Access and equity — should higher education be restricted to only those who can pay? Statement: Should higher education be restricted to only those who can bear the expenditure? Arguments: I. Yes — higher education is costly and should not be given free. II. No — many brilliant students cannot afford fees and should still receive higher education.

Difficulty: Easy

Correct Answer: Only argument II is strong

Explanation:


Introduction / Context:
This question weighs fiscal cost against merit-based access.
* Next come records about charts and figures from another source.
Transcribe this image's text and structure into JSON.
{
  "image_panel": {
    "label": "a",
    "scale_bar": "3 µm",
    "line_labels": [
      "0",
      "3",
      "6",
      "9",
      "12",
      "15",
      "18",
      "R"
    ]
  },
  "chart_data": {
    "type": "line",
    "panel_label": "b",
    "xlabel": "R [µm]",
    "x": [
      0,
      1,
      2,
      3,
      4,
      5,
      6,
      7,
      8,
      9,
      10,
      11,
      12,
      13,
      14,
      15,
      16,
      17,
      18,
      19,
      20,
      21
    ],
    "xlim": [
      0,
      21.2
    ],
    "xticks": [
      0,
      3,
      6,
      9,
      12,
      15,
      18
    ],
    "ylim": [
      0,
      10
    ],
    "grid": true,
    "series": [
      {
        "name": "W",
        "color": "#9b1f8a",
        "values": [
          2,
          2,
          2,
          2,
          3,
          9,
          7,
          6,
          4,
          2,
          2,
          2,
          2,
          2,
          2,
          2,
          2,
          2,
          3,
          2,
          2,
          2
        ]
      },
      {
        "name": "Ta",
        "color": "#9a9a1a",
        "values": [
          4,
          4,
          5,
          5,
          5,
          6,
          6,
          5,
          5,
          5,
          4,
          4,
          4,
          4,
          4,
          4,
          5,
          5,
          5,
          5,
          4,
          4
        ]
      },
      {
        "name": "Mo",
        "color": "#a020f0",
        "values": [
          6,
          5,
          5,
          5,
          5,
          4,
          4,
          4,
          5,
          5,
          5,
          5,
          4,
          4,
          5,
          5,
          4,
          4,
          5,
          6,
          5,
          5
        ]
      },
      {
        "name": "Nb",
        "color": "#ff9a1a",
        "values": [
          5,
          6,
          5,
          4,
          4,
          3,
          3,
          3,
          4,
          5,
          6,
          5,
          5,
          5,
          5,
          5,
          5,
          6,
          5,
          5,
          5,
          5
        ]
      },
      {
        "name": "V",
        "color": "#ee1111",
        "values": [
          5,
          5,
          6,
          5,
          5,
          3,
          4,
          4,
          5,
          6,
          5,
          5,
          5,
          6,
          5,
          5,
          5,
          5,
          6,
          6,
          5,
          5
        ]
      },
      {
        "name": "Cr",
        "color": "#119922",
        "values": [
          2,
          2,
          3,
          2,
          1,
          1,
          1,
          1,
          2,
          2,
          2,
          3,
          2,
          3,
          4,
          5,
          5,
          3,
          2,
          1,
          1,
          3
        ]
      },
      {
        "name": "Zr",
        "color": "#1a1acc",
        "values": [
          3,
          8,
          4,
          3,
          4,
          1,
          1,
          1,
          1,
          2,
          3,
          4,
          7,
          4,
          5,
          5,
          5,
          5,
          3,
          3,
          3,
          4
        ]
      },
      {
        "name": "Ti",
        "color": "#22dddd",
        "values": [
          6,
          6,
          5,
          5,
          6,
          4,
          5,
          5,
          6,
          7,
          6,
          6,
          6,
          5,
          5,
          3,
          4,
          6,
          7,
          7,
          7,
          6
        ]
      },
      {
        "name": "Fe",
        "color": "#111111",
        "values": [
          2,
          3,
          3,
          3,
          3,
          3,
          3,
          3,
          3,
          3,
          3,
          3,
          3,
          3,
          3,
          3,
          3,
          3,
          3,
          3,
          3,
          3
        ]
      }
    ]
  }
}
A strong argument will recognize the social returns to talent and fairness concerns without making unsupported absolutes about financing models.


Given Data / Assumptions:

  • I asserts costliness implies exclusion, but does not consider scholarships, loans, or public support.
  • II emphasizes that inability to pay should not bar capable students—addressing merit and opportunity.
  • The question is about restriction “only to those who can pay,” an extreme stance.


Concept / Approach:

  • Strong arguments avoid extremes and consider equity instruments (need-based aid, income-contingent loans).
  • Societies benefit from educating high-ability students regardless of income.


Step-by-Step Solution:

Argument I is weak as it equates cost with exclusion and ignores established funding solutions that preserve access.Argument II is strong; it directly rebuts the extreme restriction by appealing to merit and equal opportunity.


Verification / Alternative check:

Global practice: grants/loans/fee waivers ensure talented but poor students are not locked out.


Why Other Options Are Wrong:

Only I / Both / Either / Neither: These fail to recognize that only II robustly addresses the extremity of the proposal.


Common Pitfalls:

Treating affordability as a binary; policy toolkit is richer than “can pay vs. cannot pay.”